Pemain Remaja yang Kian Merana

Pemain remaja diburu untuk menjadi pemain klub guna mengikuti Piala Soeratin U-15 dan U-17 hingga Elite Pro Academy (EPA) Liga 1 U-16. Namun, hak dan masa depan mereka diabaikan oleh klub.

Kompetisi sepak bola usia remaja memang mulai marak. Sayangnya, pergelaran itu belum memperhatikan perlindungan bagi para pemainnya. Sejumlah pemain muda diduga direkrut tanpa dipenuhi hak-haknya. Ada yang terkatung-katung tanpa tempat tinggal layak, kelelahan dalam memenuhi kewajiban berlatih dan sekolah, serta dipaksa bermain saat sedang sakit.

Di balik gemerlap kompetisi sepak bola usia remaja, mulai dari Piala Soeratin U-15 dan U-17 hingga Elite Pro Academy (EPA) Liga 1 U-16 yang digelar perdana pada 2018, serta kompetisi perdana EPA U-18 pada 2019, hak-hak pesepak bola usia remaja yang terlibat di dalamnya diduga kurang dipenuhi secara optimal.

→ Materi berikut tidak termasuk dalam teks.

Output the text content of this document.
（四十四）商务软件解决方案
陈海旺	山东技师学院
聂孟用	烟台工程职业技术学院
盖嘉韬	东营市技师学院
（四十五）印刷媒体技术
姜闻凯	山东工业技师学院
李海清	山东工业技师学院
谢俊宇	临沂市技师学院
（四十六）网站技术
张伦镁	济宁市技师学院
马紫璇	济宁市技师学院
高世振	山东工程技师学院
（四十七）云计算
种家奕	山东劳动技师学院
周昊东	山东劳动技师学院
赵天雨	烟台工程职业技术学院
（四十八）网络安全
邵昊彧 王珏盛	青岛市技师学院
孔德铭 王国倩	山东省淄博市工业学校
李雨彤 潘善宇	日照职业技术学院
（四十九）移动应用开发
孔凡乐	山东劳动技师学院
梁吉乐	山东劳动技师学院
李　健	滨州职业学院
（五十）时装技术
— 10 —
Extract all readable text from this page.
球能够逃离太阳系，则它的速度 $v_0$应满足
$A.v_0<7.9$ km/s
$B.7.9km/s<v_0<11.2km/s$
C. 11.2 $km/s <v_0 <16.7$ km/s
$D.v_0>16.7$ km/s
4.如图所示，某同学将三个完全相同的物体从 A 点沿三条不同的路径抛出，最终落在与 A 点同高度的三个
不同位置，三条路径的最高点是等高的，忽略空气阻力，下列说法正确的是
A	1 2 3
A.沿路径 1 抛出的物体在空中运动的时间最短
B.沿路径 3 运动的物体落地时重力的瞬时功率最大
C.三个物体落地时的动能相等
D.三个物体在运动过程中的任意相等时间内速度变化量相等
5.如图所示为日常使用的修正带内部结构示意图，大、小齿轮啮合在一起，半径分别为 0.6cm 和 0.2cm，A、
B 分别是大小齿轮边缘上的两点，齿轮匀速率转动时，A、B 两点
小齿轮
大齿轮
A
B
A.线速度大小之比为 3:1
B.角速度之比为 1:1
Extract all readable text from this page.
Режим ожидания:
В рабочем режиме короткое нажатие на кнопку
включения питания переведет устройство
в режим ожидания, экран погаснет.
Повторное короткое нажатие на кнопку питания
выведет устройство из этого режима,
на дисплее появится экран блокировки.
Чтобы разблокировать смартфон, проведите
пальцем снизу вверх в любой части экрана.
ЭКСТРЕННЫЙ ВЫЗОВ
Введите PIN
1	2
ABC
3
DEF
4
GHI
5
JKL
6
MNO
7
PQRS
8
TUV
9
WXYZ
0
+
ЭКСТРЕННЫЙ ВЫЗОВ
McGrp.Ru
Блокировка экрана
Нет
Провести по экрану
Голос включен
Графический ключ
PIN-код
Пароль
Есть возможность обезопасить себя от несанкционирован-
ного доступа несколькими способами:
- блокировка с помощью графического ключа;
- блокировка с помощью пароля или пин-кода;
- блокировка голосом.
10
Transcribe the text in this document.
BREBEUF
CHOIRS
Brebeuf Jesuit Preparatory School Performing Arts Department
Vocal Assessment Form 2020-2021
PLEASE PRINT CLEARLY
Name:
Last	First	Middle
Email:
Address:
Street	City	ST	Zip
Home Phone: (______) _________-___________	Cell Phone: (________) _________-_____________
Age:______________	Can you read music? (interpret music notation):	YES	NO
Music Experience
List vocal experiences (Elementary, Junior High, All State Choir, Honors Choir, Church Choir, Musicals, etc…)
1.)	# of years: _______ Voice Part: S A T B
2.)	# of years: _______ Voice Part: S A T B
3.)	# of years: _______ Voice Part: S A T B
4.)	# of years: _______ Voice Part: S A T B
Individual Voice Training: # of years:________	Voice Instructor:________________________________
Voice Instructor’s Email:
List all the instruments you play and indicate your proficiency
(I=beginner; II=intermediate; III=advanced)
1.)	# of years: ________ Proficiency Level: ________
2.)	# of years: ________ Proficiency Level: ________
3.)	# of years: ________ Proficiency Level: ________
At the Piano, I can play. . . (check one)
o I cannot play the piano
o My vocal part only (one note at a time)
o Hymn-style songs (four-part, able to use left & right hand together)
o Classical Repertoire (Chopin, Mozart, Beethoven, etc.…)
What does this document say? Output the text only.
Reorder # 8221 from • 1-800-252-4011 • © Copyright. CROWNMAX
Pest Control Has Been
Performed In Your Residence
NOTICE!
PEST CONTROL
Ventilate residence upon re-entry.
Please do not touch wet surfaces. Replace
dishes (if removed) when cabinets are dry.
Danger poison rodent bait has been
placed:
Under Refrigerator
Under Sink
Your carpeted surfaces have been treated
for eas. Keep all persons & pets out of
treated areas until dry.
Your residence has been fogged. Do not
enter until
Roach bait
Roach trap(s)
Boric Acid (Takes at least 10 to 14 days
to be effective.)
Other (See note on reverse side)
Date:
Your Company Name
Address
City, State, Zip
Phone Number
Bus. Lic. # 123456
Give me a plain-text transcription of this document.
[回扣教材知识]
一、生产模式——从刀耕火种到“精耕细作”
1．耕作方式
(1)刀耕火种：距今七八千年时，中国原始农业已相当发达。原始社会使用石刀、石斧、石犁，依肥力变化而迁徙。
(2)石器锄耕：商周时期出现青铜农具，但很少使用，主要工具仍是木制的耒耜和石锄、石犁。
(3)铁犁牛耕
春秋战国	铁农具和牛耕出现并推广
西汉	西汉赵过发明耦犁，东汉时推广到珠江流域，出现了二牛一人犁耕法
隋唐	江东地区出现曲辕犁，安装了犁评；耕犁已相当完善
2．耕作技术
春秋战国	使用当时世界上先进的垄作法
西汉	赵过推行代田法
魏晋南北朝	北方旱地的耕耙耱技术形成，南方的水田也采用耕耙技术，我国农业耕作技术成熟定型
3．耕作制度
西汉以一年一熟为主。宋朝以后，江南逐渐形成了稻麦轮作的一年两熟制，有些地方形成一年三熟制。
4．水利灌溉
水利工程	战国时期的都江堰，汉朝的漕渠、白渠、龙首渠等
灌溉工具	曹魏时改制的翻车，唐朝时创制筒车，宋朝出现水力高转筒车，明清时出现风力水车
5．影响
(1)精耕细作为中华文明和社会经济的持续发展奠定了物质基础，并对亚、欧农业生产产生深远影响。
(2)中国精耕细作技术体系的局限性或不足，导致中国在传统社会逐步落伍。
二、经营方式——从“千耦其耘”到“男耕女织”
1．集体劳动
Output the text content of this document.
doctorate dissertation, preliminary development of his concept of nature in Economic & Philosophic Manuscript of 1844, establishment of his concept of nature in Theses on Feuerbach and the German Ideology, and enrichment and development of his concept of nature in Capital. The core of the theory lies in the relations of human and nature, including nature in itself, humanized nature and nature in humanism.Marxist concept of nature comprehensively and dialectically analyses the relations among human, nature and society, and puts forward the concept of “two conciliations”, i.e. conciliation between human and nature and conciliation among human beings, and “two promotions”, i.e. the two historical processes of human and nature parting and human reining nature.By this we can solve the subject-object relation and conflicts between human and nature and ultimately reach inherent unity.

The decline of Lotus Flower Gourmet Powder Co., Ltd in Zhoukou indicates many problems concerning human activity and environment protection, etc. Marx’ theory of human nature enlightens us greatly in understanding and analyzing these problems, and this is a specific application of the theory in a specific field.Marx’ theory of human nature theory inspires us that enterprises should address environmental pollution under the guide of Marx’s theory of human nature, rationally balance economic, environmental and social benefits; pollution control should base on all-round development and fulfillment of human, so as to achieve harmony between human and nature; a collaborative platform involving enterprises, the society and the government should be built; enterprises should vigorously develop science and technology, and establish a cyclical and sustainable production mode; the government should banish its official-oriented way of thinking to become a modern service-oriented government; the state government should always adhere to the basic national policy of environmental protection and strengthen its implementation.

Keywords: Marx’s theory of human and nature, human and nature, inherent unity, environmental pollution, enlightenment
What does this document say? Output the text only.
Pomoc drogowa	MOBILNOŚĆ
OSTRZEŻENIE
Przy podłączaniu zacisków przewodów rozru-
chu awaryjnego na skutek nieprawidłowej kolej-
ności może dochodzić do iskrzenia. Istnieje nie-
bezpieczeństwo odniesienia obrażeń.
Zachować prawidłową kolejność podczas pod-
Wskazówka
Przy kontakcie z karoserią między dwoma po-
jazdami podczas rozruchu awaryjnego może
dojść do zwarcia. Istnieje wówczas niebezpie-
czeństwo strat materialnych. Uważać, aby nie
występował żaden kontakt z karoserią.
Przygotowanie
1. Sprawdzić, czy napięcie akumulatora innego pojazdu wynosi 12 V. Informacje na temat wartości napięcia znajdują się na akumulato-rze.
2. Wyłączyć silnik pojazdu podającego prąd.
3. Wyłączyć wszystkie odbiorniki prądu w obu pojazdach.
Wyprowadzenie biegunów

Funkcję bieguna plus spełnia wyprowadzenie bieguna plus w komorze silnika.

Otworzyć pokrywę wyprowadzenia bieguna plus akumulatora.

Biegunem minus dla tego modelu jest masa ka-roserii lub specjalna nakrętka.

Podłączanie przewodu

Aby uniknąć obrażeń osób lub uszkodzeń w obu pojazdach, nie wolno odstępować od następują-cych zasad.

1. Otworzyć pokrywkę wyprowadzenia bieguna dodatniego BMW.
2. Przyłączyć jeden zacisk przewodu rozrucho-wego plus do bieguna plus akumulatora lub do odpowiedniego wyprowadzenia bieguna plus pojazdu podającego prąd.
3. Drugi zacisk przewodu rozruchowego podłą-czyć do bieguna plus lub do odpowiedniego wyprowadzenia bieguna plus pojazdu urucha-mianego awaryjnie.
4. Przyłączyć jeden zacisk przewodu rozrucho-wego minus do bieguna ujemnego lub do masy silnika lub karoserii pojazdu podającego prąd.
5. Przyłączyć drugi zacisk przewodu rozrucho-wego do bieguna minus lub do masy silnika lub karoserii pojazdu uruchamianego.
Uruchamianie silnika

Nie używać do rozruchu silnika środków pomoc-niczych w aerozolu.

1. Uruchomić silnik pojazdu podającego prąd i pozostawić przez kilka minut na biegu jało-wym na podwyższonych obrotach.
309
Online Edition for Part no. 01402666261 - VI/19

Adanya berbagai regulasi menyebabkan dukungan fasilitas yang wajib disediakan klub untuk pemain remaja di Indonesia pun beragam. Regulasi Persatuan Sepak Bola Seluruh Indonesia (PSSI) untuk EPA Liga 1 U-16 mewajibkan klub mengontrak pemain remaja dan klub wajib memberikan beasiswa kepada pemain. Tidak demikian dengan regulasi Piala Soeratin U-15 dan U-17. Di dalamnya, tidak ditemukan sama sekali aturan yang mewajibkan klub untuk mengontrak pemain dan memberikan beasiswa.

Padahal, untuk mengikuti kompetisi, pemain harus menjalani pemusatan latihan yang diadakan klub selama beberapa bulan. Kontrak dibutuhkan untuk menjamin hak-hak pemain muda terpenuhi, baik sebagai anak maupun sebagai pelajar. Maklum, umumnya mereka berusia di bawah 18 tahun yang masuk kategori anak-anak menurut undang-undang.

Hasil investigasi Kompas terhadap nasib para pemain remaja mengungkapkan adanya penelantaran pemain oleh klub, ketiadaan kontrak resmi, dan pengabaian hak pemain untuk mendapat pendidikan. Salah satunya seperti dialami Soni (18), bukan nama sebenarnya. Tiga tahun lalu, saat usianya masih 15 tahun, ia direkrut sebagai pemain di Borneo FC U-15 tanpa kontrak. Pemain asal Jawa Barat ini direkrut pelatihnya di sekolah sepak bola (SSB) dan pelatih Borneo FC U-15 saat itu, M Arifin Syafril. Menurut pelatihnya di Jawa Barat, Soni diproyeksikan memperkuat tim EPA U-16 Borneo FC.

Namun, belum sampai tahap seleksi masuk tim EPA U-16 Borneo FC, Soni menalami cedera lutut. Pelatih Borneo U-16 memintanya tidak memaksakan diri. Soni lalu dikeluarkan dari klub dalam kondisi cedera kendati telah berlatih di klub itu selama Juni-Desember 2017. Namun, karena ayahnya tetap ingin ia berkarier di sepak bola, Soni diminta bertahan di Samarinda agar bisa mengikuti seleksi putaran kedua EPA U-16 di Borneo FC tahun 2018. Selama menunggu, Soni tinggal di bedeng kuli bangunan dekat sekolahnya di Samarinda karena uang yang dikirimkan ayahnya untuk biaya hidup sehari-hari hanya Rp 500.000 per bulan.

Dari uang itu pula Soni mengobati cedera lututnya ke tenaga fisioterapi yang pernah bekerja di Borneo FC. Namun, cedera itu tak pernah pulih dan menyebabkan Soni gagal kedua kalinya saat seleksi EPA U-16 di Borneo FC. Barulah orangtuanya memutuskan Soni kembali ke Jawa Barat.